Chris - In other words, if they were to get a restaurant of all the same fast-food chain, they would actually actively seek out to dine somewhere different from time to time. What can farmers do then given that their motivation is they want their crops pollinated, this will give them the best yields and that will make them the most commercial revenues. What can they do to tempt the bees to actually get the most efficient pollination?

Elie - So the results have shown that these do prefer some types of flower, and we can use that information to build up a more pollinator-friendly landscape. So we can plant more of these flower species in, say, hedgerows and field margins, and that will help wild populations of bees. And so that's sort of a win-win situation for the farmers because then they don't have to depend on buying bees. They can use this natural resource where the wild bees are doing the same job as the ones they bought.

Chris - Jeremy Clarkson did this in his farm series, I don't know if you've caught any of it, in his farming series. He actually literally mowed down the crops down in the middle of his field and planted a big strip of wildflowers. And the motivation was to try to tempt the pollinators into the middle of the crop rather than just from the edges.

Elie - Yeah.
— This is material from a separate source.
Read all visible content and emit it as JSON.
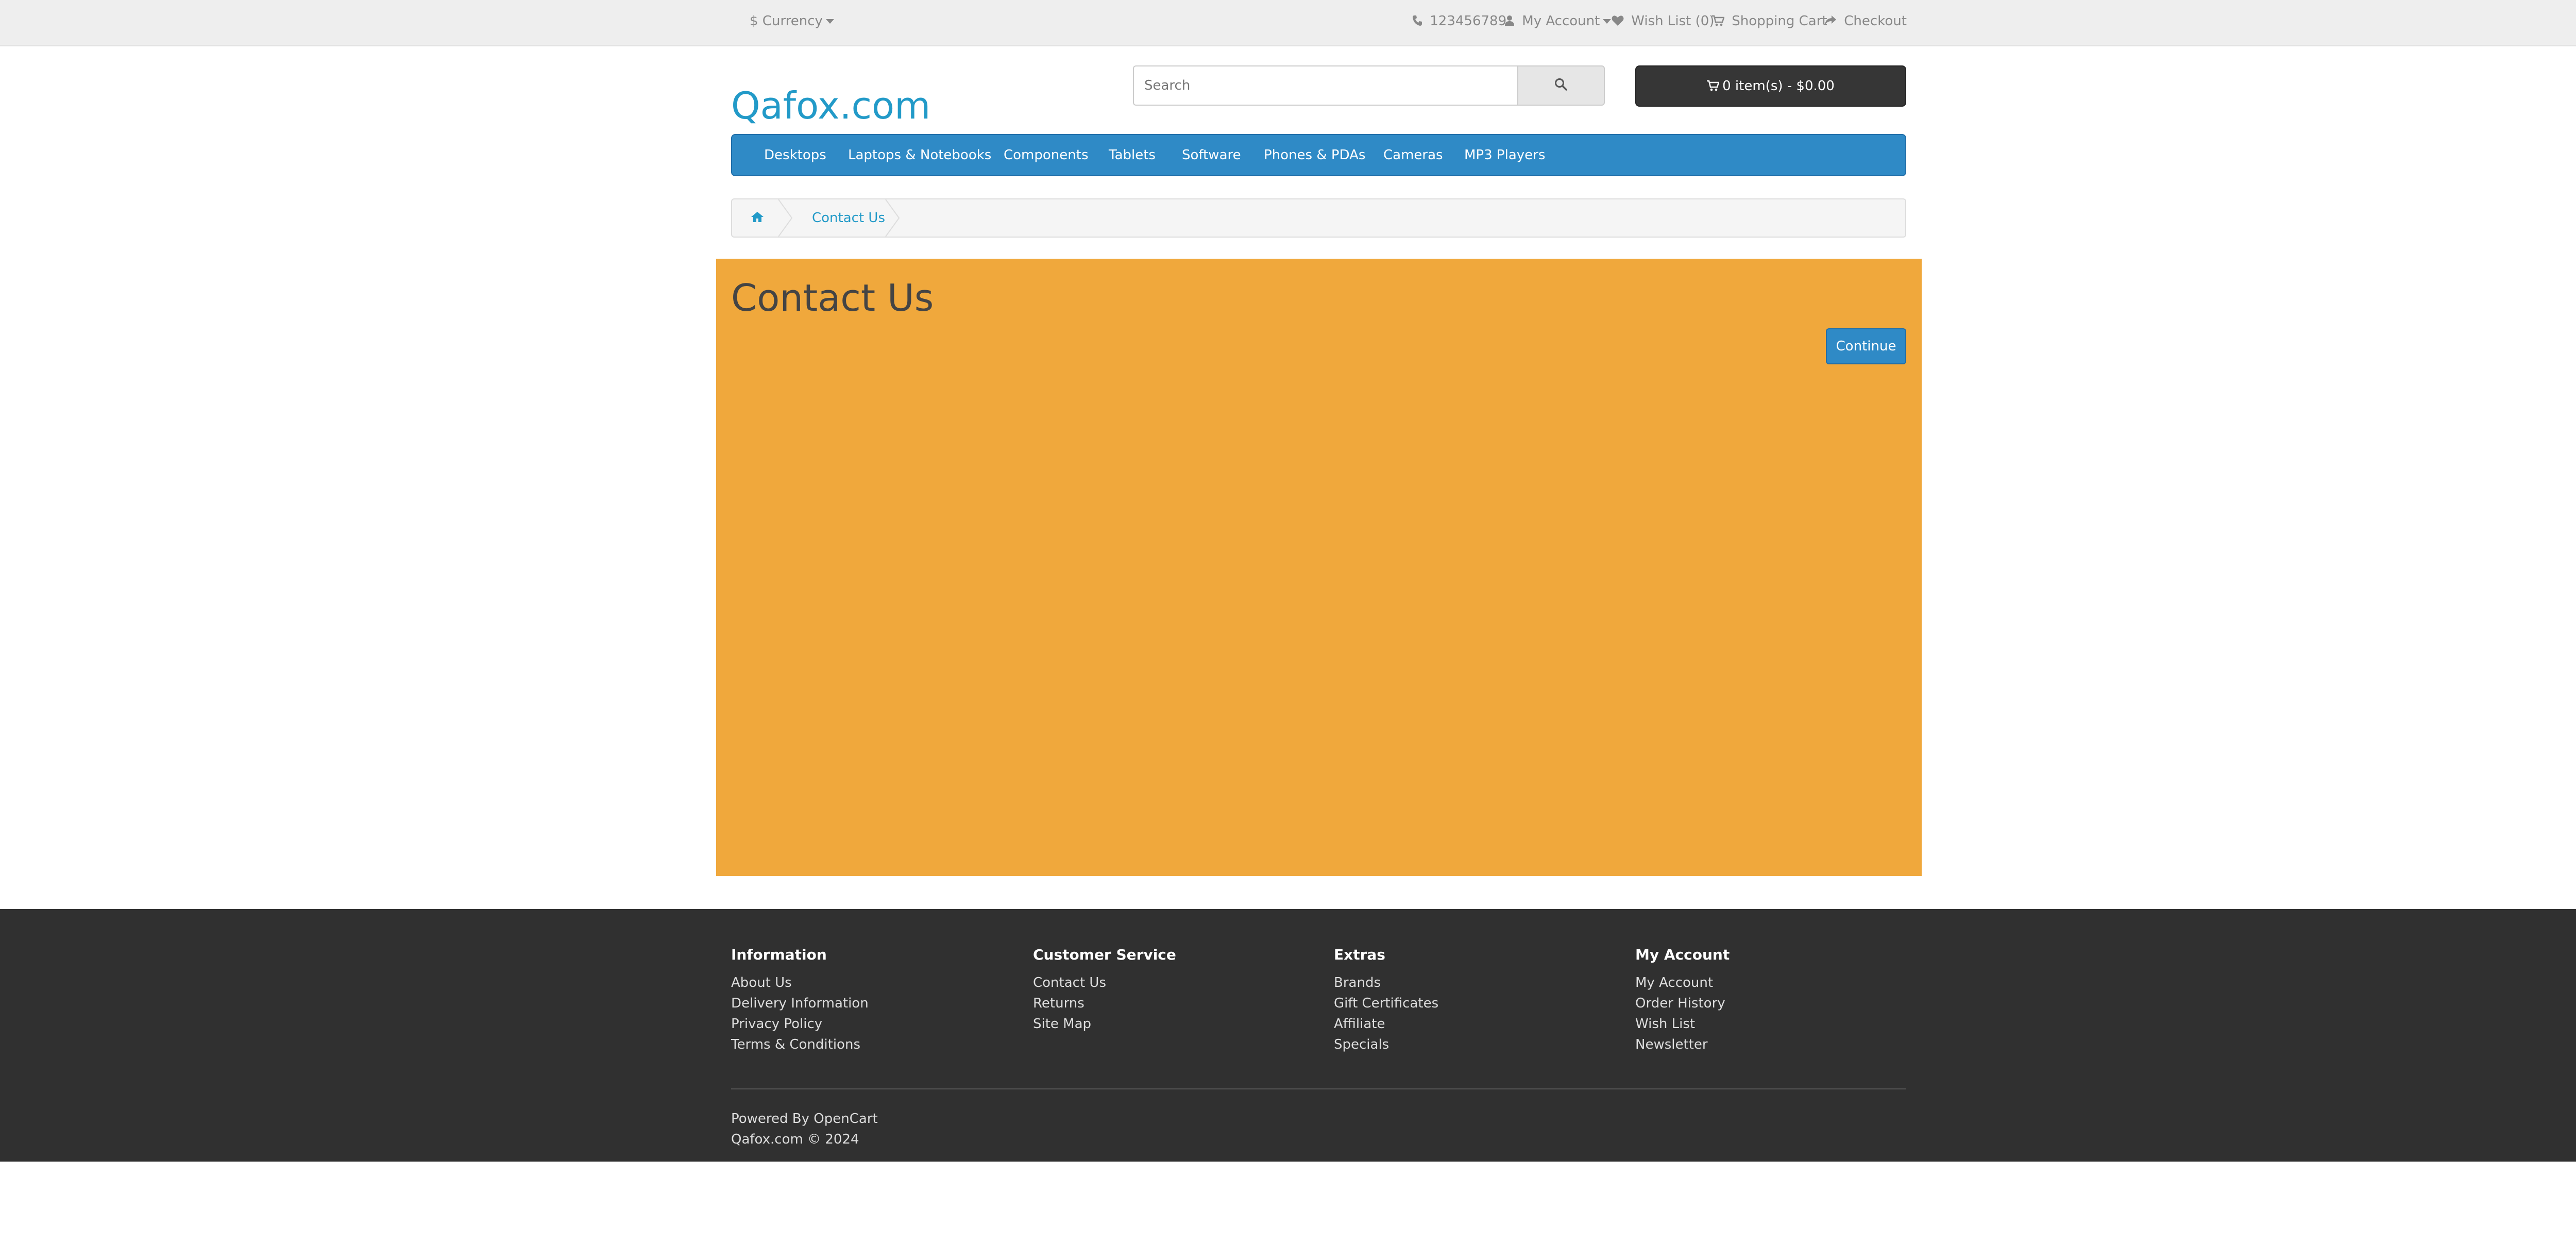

That's a really great idea to get more of these wildflower areas where you're getting flowers at all times of the year, not just when the crop is flowering. You're going to get a much more diverse range of insects, which will do the same job.

Chris - I never thought we'd be mentioning Jeremy Clarkson on the Naked Scientists. And just in 20-30 seconds, if people go online to see your exhibit, what can they find out about it? What can they learn about if they come to your exhibit, Elie?

Elie - So, we've got a short film where we talk in more detail about pollinators on farms and how we've been studying the DNA. And there's a short game where you can have a go at collecting the DNA. And there's also a citizen science questionnaire about how bee hotels are used by the public. So it'd be really fantastic to get lots of responses from that.